L’alternative la plus sage consiste à cultiver uniquement en pot dans ces régions. Vous pourrez ainsi rentrer votre plumbago à l’abri chaque automne.

Si votre plante est déjà installée en pleine terre depuis des années et que vous y tenez, vous pouvez aussi tenter de la déterrer en octobre pour la mettre en gros pot et la rentrer. Opération délicate, mais parfois ça fonctionne.

Préparer le plumbago avant l’hiver

Faut-il tailler avant l’hiver ?

Non. Attendez la fin de l’hiver ou le début du printemps pour tailler. Les tiges mortes, même disgracieuses, protègent la souche du froid.

Vous pouvez juste retirer les feuilles mortes qui traînent à la base de la plante. Elles risquent de pourrir et d’attirer des maladies.

En mars ou avril, quand les gelées sont passées et que vous voyez de nouvelles pousses, taillez tout le bois mort. Coupez à 10 ou 20 cm de la base, au-dessus d’un bourgeon ou d’une jeune pousse.

Derniers gestes en automne

Avant les premières gelées, donnez un dernier arrosage généreux à votre plumbago. L’objectif est que les racines soient bien hydratées avant de rentrer en dormance. Une plante bien hydratée résiste mieux au froid.

Arrêtez l’engrais dès septembre. Les nouvelles pousses tardives n’auraient pas le temps de se lignifier (durcir) avant l’hiver et gèleraient immédiatement.

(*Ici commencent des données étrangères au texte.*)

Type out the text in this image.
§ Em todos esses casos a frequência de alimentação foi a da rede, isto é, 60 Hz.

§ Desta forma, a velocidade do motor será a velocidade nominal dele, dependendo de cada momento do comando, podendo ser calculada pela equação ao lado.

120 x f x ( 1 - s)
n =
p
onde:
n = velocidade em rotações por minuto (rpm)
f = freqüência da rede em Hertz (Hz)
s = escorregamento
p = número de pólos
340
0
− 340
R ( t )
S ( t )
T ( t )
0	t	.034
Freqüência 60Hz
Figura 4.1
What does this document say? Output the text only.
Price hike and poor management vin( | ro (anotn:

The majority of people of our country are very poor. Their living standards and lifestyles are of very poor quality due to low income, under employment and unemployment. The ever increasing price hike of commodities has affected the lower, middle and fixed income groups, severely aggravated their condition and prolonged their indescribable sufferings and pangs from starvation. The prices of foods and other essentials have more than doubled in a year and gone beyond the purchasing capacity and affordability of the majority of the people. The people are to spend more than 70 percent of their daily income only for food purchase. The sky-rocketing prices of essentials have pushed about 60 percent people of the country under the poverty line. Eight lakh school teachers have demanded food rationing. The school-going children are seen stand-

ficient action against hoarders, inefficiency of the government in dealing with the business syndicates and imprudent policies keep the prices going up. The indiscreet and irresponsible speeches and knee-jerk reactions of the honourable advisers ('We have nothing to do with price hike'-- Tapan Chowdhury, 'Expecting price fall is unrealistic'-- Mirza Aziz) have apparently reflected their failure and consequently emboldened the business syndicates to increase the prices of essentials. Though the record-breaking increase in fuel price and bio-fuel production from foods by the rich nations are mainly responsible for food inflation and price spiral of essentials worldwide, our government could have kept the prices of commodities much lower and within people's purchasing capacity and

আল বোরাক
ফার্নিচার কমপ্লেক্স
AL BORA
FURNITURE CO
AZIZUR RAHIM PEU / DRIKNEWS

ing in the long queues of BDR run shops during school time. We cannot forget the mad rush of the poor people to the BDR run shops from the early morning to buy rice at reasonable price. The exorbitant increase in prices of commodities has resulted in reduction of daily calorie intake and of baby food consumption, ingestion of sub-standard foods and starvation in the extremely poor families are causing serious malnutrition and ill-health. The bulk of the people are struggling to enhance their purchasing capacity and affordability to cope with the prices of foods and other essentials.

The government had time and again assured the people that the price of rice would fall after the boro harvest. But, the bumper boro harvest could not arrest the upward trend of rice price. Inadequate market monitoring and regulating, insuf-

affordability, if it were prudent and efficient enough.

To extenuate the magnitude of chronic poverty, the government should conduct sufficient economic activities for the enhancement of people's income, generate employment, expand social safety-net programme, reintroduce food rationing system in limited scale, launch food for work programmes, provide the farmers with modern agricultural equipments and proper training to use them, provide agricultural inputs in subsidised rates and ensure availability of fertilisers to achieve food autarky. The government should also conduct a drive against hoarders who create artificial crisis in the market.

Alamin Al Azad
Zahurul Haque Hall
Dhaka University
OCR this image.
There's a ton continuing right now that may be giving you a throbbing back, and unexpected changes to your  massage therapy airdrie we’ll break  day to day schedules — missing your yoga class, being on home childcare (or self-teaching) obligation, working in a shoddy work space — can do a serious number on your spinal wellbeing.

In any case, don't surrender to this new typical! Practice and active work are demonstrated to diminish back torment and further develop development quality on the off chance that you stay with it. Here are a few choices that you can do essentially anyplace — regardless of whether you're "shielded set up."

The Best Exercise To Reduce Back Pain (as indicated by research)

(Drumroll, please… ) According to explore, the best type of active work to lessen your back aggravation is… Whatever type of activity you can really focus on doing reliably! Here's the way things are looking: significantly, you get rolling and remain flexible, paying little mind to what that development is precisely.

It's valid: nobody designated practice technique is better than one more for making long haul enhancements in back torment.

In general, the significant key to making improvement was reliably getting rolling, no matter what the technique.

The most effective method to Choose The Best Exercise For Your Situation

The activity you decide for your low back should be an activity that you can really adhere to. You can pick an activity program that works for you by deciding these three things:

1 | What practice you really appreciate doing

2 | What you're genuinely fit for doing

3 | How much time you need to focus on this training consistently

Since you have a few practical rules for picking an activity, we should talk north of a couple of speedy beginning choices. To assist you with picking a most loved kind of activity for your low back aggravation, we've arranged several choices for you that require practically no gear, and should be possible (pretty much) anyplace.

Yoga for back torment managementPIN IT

Vérifiez qu’il n’y a pas de pucerons ou autres parasites sur les feuilles. Si vous rentrez votre plante à l’intérieur avec des insectes, ils vont proliférer dans l’environnement confiné.

Que faire au retour du printemps

Ne sortez pas votre plumbago trop tôt. Attendez que les risques de gelées soient écartés, généralement mi-mars dans le Sud, mi-avril ou début mai ailleurs.

Sortez-le progressivement. Placez-le d’abord à l’ombre ou mi-ombre pendant quelques jours avant de le réinstaller en plein soleil. Le passage brutal du garage au plein soleil peut brûler les jeunes feuilles.

Taillez le bois mort. Coupez toutes les tiges sèches à la base, au-dessus des nouvelles pousses vertes qui apparaissent.

Reprenez les arrosages progressivement. La terre doit rester fraîche mais pas détrempée. Attendez que la végétation redémarre franchement avant de donner le premier engrais (avril ou mai).

Si votre plumbago est à l’étroit dans son pot, c’est le moment de le rempoter dans un contenant légèrement plus grand avec du terreau frais.

Et surtout, ne désespérez pas trop vite. Même si votre plante semble complètement morte en mars, elle peut encore repartir de la souche en mai. Tant que la base reste ferme et verte à l’intérieur quand vous grattez l’écorce, il y a de l’espoir.